Par Elodie Mercier
Posté le 2 décembre 2020
A travers un long métrage émouvant, Roma, réalisé par Alfonso Cuarón en 2018, dépeint la vie d’une famille bourgeoise de la ville de Mexico, l’intimité du quotidien, la tendresse maternelle et leurs drames.
Cleo est une jeune domestique indigène travaillant pour une famille aisée en plein déchirement. Soudain, Antonio, le père de famille, part, laissant son épouse Sofía avec leurs quatre enfants. La tourmente des deux femmes tisse entre elle un lien fort, mêlant pudeur et affection profonde.
Portant le nom d’un quartier en vogue de la ville de Mexico, Roma nous montre à merveille tout le charme de ses rues bordées de petites maisons avec leurs portes en fer forgé, leur patio et leur linge flottant sur les toits.
L’ambiance chaotique de la capitale est aussi transmise par la superposition des bruits qui la caractérise si bien : l’aboiement des chiens, la cacophonie des klaxons dans les interminables embouteillages, les cris des vendeurs ambulants….

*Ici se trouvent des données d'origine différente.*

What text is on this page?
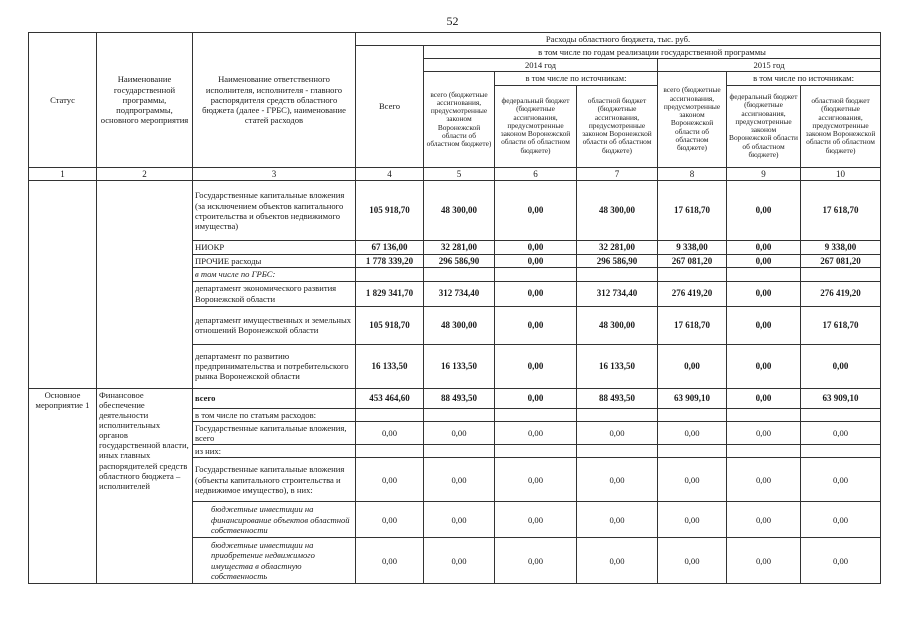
52
Статус	Наименование государственной программы, подпрограммы, основного мероприятия	Наименование ответственного исполнителя, исполнителя - главного распорядителя средств областного бюджета (далее - ГРБС), наименование статей расходов	Расходы областного бюджета, тыс. руб.						
			Всего	в том числе по годам реализации государственной программы					
				2014 год			2015 год		
				всего (бюджетные ассигнования, предусмотренные законом Воронежской области об областном бюджете)	в том числе по источникам:		всего (бюджетные ассигнования, предусмотренные законом Воронежской области об областном бюджете)	в том числе по источникам:	
					федеральный бюджет (бюджетные ассигнования, предусмотренные законом Воронежской области об областном бюджете)	областной бюджет (бюджетные ассигнования, предусмотренные законом Воронежской области об областном бюджете)		федеральный бюджет (бюджетные ассигнования, предусмотренные законом Воронежской области об областном бюджете)	областной бюджет (бюджетные ассигнования, предусмотренные законом Воронежской области об областном бюджете)
1	2	3	4	5	6	7	8	9	10
		Государственные капитальные вложения (за исключением объектов капитального строительства и объектов недвижимого имущества)	105 918,70	48 300,00	0,00	48 300,00	17 618,70	0,00	17 618,70
		НИОКР	67 136,00	32 281,00	0,00	32 281,00	9 338,00	0,00	9 338,00
		ПРОЧИЕ расходы	1 778 339,20	296 586,90	0,00	296 586,90	267 081,20	0,00	267 081,20
		в том числе по ГРБС:							
		департамент экономического развития Воронежской области	1 829 341,70	312 734,40	0,00	312 734,40	276 419,20	0,00	276 419,20
		департамент имущественных и земельных отношений Воронежской области	105 918,70	48 300,00	0,00	48 300,00	17 618,70	0,00	17 618,70
		департамент по развитию предпринимательства и потребительского рынка Воронежской области	16 133,50	16 133,50	0,00	16 133,50	0,00	0,00	0,00
Основное мероприятие 1	Финансовое обеспечение деятельности исполнительных органов государственной власти, иных главных распорядителей средств областного бюджета – исполнителей	всего	453 464,60	88 493,50	0,00	88 493,50	63 909,10	0,00	63 909,10
		в том числе по статьям расходов:							
		Государственные капитальные вложения, всего	0,00	0,00	0,00	0,00	0,00	0,00	0,00
		из них:							
		Государственные капитальные вложения (объекты капитального строительства и недвижимое имущество), в них:	0,00	0,00	0,00	0,00	0,00	0,00	0,00
		бюджетные инвестиции на финансирование объектов областной собственности	0,00	0,00	0,00	0,00	0,00	0,00	0,00
		бюджетные инвестиции на приобретение недвижимого имущества в областную собственность	0,00	0,00	0,00	0,00	0,00	0,00	0,00
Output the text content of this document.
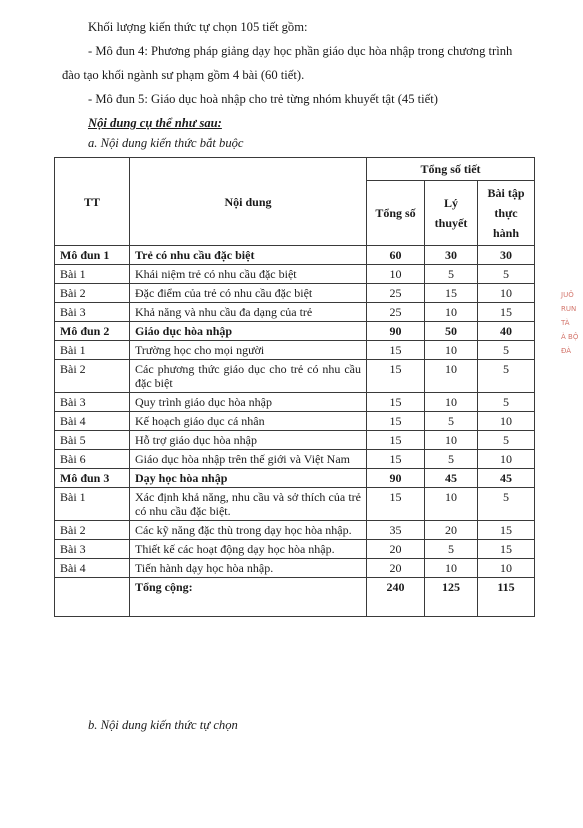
Khối lượng kiến thức tự chọn 105 tiết gồm:
- Mô đun 4: Phương pháp giảng dạy học phần giáo dục hòa nhập trong chương trình
đào tạo khối ngành sư phạm gồm 4 bài (60 tiết).
- Mô đun 5: Giáo dục hoà nhập cho trẻ từng nhóm khuyết tật (45 tiết)
Nội dung cụ thể như sau:
a. Nội dung kiến thức bắt buộc
TT	Nội dung	Tổng số tiết		
		Tổng số	Lý thuyết	Bài tập thực hành
Mô đun 1	Trẻ có nhu cầu đặc biệt	60	30	30
Bài 1	Khái niệm trẻ có nhu cầu đặc biệt	10	5	5
Bài 2	Đặc điểm của trẻ có nhu cầu đặc biệt	25	15	10
Bài 3	Khả năng và nhu cầu đa dạng của trẻ	25	10	15
Mô đun 2	Giáo dục hòa nhập	90	50	40
Bài 1	Trường học cho mọi người	15	10	5
Bài 2	Các phương thức giáo dục cho trẻ có nhu cầu đặc biệt	15	10	5
Bài 3	Quy trình giáo dục hòa nhập	15	10	5
Bài 4	Kế hoạch giáo dục cá nhân	15	5	10
Bài 5	Hỗ trợ giáo dục hòa nhập	15	10	5
Bài 6	Giáo dục hòa nhập trên thế giới và Việt Nam	15	5	10
Mô đun 3	Dạy học hòa nhập	90	45	45
Bài 1	Xác định khả năng, nhu cầu và sở thích của trẻ có nhu cầu đặc biệt.	15	10	5
Bài 2	Các kỹ năng đặc thù trong dạy học hòa nhập.	35	20	15
Bài 3	Thiết kế các hoạt động dạy học hòa nhập.	20	5	15
Bài 4	Tiến hành dạy học hòa nhập.	20	10	10
	Tổng cộng:	240	125	115
b. Nội dung kiến thức tự chọn
JUÔ
RUN
TÀ
À BỘ
ĐÀ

Ce souci de fidélité à la réalité constitue l’essence même du film : Alfonso Cuarón s’est inspiré de sa propre enfance pour son œuvre. La façade de la maison où se déroulent les évènements est celle où il a grandi. Il a d’ailleurs fait le choix d’une actrice d’origine indigène, Yalitza Aparicio, venant de l’état d’Oaxaca dans le Sud du Mexique, et parlant en langue mixtèque avec ses semblables dans le film.
Roma montre aussi en filigranes les tensions qui traversent le pays au début des années 1970. Outre les violences morales, sexistes ou classistes (subies par les indigènes par exemple), des conflits politiques sont palpables. Les inégalités exacerbées entre les méso-américains et les descendants des européens sont très nettes dans le film, tout comme le machisme constant.
Un autre fléau du pays est mis en évidence : les abus de pouvoir par l’Etat. En effet, le Mexique a connu une importante mobilisation sociale dès 1968, à laquelle le gouvernement a répondu par l’intervention de l’armée. Le film se déroule en 1971, soit peu de temps après le terrible massacre de Tlatelolco par l’armée mexicaine, dans le centre de Mexico. Une tragédie ayant fait 200 ou 300 morts parmi les manifestants, ainsi que des centaines de disparus, qu’aucune enquête n’a pour l’instant élucidé.
La beauté des images en noir et blanc rapporte avec justesse la force des évènements qui se mêlent dans l’histoire. La lenteur du film nous invite d’ailleurs à savourer sa qualité photographique, à s’imprégner des souvenirs du réalisateur tout comme des émotions de ses personnages.
Pas étonnant que Roma ait été primé par le Lion d’or à la Mostra de Veniseainsi que le Golden Globe du meilleur film en langue étrangère.